Les corrections de la littérature sont insuffisantes et surviennent tardivement

Je suis bien d’accord avec cette perspective publiée dans PLOS Biology  début mars 2022 : Correction of scientific literature: Too little, too late!. Les auteurs (L Besançon, E Bik, J Heathers, G Meyerowitz-Katz) proposent 8 idées pour améliorer la situation. Ce sont de bonnes suggestions, mais qui les mettra en oeuvre.. ne désespérons pas. Ces huit propositions sont dans la Box 1. Approaches to destigmatize and speed up the scientific correction process :

  1. Les mises en garde doivent être publiées très vite par les revues, dès qu’une alerte existe ;
  2. Les recommandations de COPE devraient fixer une limite de temps (90 jours par exemple) pour répondre aux mises en garde ;
  3. Le peer-review ouvert ou après la publication devrait mieux être reconnu lors des promotions ou des financements des recherches ;
  4. Une culture de recherche et correction des erreurs devrait être favorisée ; les institutions et reveus devraient mieux considérer les rétractations ;
  5. Les avis de rétractation ou de correction pourraient être liés aux chercheurs qui ont initialement exprimé des doutes, avec un DOI ;
  6. Les pages web des revues devraient être directement liées aux discussions sur PubPeer plutôt que de dépendre de l’utilisation d’un plug-in externe ;
  7. Le DOI permet la coexistence de versions concurrentes de documents et devrait être adopté afin de permettre une correction facile et rapide des articles lorsque cela est nécessaire ;
  8. Les critiques non diffamatoires au sujet d’un article devraient bénéficier d’une protection juridique explicite et payée (par exemple, par les institutions ou sociétés professionnelles) contre les menaces émises par les auteurs critiqués ou leurs institutions.
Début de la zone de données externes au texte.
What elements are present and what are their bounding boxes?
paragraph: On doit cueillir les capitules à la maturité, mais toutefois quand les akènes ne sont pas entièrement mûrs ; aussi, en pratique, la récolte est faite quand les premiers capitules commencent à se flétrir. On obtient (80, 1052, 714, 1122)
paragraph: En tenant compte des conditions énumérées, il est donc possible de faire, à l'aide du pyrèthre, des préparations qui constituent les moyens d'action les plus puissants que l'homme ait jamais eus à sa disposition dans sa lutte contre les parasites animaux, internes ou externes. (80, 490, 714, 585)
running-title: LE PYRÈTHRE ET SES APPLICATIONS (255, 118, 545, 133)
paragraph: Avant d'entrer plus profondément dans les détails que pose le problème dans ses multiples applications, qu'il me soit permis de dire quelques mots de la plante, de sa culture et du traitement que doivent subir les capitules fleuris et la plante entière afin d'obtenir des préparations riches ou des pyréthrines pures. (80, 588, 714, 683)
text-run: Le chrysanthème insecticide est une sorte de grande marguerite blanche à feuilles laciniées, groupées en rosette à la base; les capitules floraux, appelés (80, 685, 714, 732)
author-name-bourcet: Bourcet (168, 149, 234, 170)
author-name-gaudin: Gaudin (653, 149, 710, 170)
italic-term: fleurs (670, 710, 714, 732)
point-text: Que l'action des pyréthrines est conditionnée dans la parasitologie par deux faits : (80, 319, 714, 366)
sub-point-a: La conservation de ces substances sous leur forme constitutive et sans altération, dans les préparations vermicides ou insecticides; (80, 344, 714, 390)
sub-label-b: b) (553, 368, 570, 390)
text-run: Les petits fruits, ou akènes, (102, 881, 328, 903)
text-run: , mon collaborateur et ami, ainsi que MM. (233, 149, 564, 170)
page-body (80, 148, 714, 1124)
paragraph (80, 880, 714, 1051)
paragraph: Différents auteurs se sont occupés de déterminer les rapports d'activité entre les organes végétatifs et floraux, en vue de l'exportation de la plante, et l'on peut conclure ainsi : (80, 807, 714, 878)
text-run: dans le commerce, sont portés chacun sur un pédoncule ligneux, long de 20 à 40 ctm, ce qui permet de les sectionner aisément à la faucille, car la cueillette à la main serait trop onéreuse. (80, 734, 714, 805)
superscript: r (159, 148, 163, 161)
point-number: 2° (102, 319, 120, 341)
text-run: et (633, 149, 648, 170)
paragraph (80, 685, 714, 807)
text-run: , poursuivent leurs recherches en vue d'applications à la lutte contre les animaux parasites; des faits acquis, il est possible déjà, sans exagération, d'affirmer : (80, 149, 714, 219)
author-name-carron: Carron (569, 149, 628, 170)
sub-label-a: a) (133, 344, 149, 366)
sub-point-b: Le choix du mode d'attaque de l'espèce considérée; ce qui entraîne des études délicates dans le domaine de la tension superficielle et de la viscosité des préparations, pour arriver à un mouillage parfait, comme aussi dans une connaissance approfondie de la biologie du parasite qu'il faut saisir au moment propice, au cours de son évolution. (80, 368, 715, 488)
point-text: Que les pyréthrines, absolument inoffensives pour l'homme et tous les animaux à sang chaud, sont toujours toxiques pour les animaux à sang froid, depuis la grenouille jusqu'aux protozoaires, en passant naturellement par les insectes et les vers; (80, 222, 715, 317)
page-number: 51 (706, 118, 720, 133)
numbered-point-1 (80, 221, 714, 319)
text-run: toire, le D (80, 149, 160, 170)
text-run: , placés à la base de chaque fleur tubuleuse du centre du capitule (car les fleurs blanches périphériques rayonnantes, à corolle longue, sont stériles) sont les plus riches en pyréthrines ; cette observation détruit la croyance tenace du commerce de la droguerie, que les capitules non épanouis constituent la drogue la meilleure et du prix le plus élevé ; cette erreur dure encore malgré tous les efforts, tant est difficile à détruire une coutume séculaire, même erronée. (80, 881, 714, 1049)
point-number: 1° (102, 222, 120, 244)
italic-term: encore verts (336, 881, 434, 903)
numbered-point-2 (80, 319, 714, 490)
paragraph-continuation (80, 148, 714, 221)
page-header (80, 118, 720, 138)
Ce point 8 concerne probablement les attaques de DR contre E Bik et B Barbour. Ces propositions sont raisonnables, mais tant que les institutions cacheront, retarderont les enquêtes, protègeront leurs pairs, les revues ne pourront pas agir. Les revues ne peuvent pas décider sans une preuve écrite, soit des auteurs, soit des institutions. Les relations entre revues et institutions ne sont pas bonnes, et les recommandations CLUE n’ont pas eu d’effet depuis 2017….. Pour avancer, il faudrait que des représentants des institutions aient le pouvoir de discuter avec les représentants des revues.. Un rêve.

Un point me gêne dans cet article à propos des rétractations des articles NEJM et Lancet sur les traitements médicamenteux de la COVID-19. Ces recherches ont utilisé la base de données de la société Surgisphere analysant les résultats de l’hydroxychloroquine dans la COVID-19. Ce n’est pas uniquement dans cet article qu’il y a des affirmations du type ‘a database that later turned out not to exist‘. Je suis d’accord avec la rétractation dont le motif était l’impossibilité de vérifier les données sources. A-t-on la preuve que la base de données n’a pas existé ? NON ! Les auteurs font référence à un article qui ne dit pas cela. Le problème de l’article du Lancet, c’est que les résultats étaient probablement conformes aux données de la science, mais qu’ils sont arrivés trop tôt. Affirmer sans preuve que les données n’ont pas existé contribue à propager des dogmes qui seront repris longtemps, sauf si une correction est faite.

Ces mêmes articles seraient publiés en 2022… que se passerait-il ? Que Surgisphere ait attiré des critiques, c’est bien normal. L’accessibilité des données devrait être contrôlée avant l’acceptation des manuscrits… nous en sommes loin pour la plupart des revues.